Margarita Alicia Arellanes Cervantes concluye en forma desastrosa su administración al frente de la Presidencia Municipal de Monterrey. La primera alcaldesa de la ciudad tuvo, si no todo, mucho para haber pasado a la historia de mejor manera, pero, mortal al fin, el virus del poder le afectó, en su caso, desde que entró al Palacio de Cristal, del cual ahora sale derrotada.
Siendo apenas una incipiente edil, la abogada de entonces 36 primaveras se sentía la segura candidata panista al gobierno del estado, y conforme avanzaron los días aquel deseo la fue obsesionando tanto, que en un momento perdió los estribos y de paso todo cuanto había hecho, para, a su modo, obtener el abanderamiento.
El partido que creyó suyo, le dio la espalda y la dejaron vestida y alborotada.
Pero, de hecho, hace tres años y medio la ex delegada de la Sedesol, entonces de bajo perfil y reputación mucho menos gastada, fue la depositaria de la candidatura panista a la alcaldía como un plan B, emergente, ante el aniquilamiento de Miguel Ángel García Domínguez, ex secretario de Desarrollo Humano en la administración regia de Fernando Larrazábal, quien le había pavimentado el camino para que fuera su sucesor.
Pero el “quesogate” del hermano Jonás, en el cual se involucró directamente al ex edil nicolaíta Miguel Ángel Domínguez y al propio Larrazábal, provocó un cambió urgente y necesario, en el que la beneficiaria fue Margarita.
Y se la creyó. Disfrutó las mieles del poder desde el primer momento, aunque su polémica administración, sus viajes con constructores, con todo y “primer damo” y su protagonismo constante viviendo siempre como candidata en lugar de alcaldesa, le restaba puntos en forma paulatina.
Quién sabe quién encuerdó a la primera alcaldesa de Monterrey, pero hasta su señora madre se subió a su prematura campaña, ufanándose que alguien llegaría a Palacio de Gobierno en tacones, en alusión más que directa a su hija.
Durante sus primeros dos años de campaña, perdón, de gobierno municipal, la panista anduvo desatada, a grado tal que le entregó las llaves de la ciudad a Dios.
Y, populista, como muchos políticos del montón con ambiciones y aspiraciones, Margarita le echó pleito constante al gobernador (que a decir verdad eran buenos agarrones que daban nota) y se dedicó a regalar mochilas y útiles escolares a los niños, invertir cantidades groseras en imagen y a darle circo al pueblo.
Circo costoso y hasta sospechoso como aquel desfile navideño de 2013, en el que, a la usanza se pagaron millones a un proveedor amigo sin dejar rastro de crimen o irregularidad alguna.
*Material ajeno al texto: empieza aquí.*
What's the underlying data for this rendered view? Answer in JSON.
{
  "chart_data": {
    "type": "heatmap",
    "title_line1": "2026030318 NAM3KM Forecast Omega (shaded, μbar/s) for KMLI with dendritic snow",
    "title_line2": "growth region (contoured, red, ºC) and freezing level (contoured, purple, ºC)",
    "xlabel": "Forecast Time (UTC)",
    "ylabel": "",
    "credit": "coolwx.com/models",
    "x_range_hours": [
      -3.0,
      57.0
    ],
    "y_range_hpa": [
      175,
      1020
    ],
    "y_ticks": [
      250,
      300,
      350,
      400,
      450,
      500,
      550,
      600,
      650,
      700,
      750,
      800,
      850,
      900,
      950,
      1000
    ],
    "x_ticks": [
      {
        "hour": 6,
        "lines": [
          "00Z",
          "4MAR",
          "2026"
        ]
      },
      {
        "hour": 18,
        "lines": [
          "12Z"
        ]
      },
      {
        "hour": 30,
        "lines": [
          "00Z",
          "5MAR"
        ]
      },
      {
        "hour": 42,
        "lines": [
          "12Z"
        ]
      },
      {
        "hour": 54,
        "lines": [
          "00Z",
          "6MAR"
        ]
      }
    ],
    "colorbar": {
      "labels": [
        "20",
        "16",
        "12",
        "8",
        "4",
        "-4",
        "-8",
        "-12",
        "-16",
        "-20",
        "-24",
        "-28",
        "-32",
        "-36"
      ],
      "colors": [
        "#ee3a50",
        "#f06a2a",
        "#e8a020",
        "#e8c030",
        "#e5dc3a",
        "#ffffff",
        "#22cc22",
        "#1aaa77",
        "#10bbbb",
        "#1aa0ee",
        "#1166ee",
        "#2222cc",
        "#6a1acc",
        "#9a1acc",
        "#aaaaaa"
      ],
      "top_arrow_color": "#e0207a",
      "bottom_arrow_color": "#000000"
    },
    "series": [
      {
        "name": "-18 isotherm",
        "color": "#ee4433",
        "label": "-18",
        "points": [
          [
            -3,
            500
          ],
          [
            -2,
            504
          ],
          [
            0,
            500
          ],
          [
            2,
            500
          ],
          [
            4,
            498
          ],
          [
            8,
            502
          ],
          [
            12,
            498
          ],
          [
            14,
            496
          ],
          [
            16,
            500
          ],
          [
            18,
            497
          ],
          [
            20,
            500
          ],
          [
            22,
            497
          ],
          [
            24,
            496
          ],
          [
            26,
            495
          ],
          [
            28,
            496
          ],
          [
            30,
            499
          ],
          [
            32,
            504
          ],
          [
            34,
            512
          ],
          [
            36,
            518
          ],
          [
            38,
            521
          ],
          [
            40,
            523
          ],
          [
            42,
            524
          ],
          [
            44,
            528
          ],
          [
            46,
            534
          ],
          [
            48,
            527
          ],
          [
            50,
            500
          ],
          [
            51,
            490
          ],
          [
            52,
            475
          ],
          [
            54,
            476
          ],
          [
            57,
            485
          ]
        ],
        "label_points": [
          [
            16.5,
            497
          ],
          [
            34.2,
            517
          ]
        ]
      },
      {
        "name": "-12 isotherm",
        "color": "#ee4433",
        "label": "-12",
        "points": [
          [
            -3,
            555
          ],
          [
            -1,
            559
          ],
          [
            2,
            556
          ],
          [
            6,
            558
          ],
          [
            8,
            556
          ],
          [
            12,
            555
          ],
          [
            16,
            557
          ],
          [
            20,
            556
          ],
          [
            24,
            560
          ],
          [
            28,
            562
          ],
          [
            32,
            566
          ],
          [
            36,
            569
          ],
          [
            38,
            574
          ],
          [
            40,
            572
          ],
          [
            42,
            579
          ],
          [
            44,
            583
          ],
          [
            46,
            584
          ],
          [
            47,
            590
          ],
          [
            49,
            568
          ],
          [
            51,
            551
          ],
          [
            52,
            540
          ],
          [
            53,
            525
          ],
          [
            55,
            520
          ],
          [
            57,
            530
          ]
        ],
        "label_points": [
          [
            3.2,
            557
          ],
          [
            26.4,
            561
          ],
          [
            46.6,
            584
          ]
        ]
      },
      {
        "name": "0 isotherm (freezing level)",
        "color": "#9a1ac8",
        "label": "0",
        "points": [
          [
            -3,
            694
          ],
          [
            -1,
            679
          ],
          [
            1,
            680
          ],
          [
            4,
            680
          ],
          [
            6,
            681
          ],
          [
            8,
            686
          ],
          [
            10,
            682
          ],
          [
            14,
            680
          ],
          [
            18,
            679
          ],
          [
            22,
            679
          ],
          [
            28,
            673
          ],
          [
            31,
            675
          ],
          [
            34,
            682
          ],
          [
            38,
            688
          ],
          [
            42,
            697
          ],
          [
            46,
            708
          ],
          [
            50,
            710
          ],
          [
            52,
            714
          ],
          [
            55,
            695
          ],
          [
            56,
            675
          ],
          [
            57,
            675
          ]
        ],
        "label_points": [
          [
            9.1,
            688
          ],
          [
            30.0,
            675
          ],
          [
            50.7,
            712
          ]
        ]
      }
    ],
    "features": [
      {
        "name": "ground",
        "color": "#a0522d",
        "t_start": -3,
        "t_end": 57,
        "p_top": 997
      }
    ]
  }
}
Eso sí, a muchos panistas y priistas se podrá acusar de ineficientes, opacos y hasta ególatras, pero no de tontos a la hora de manejar dineros, aunque dejen al municipio más que endeudado.
Margarita es hoy historia. Es la que no fue, y dolida por aquel embate de los suyos que la tumbaron de la nube en que andaba, se perdió en los últimos meses entre las paredes de su bunker y su agenda privada, esa que corta de tajo cualquier exposición pública y cualquier pasarela.
Y en medio de su ausencia, la panista dejó a la deriva la ciudad, esa que un día pintó de azul por todos lados, hoy queda llena de baches, sucia, con parques y plazas en el abandono, oscura y gris.
Y si algo faltaba para despedir esta polémica administración, Margarita se va dejando las arcas vacías, debiendo la gasolina, las medicinas de la clínica de burócratas los aguinaldos a los trabajadores y reabriendo los negocios de los giros negros que un día combatió.
Y se va llevándose para su usufructo un par de camionetas blindadas para ella y los suyos, por tres o seis años.
¿Así o más peor?
Por ahora, la que llegó a sentirse la diva de la política se va a la sombra por un rato, a hacer su propio recuento de daños, a reconstruir sus ambiciosos planes y afinar estrategias para estar de vuelta, seguramente, cuando ella lo considere prudente, cuando los regios la perdonen o simple y sencillamente se olviden de lo poco que aportó a la ciudad.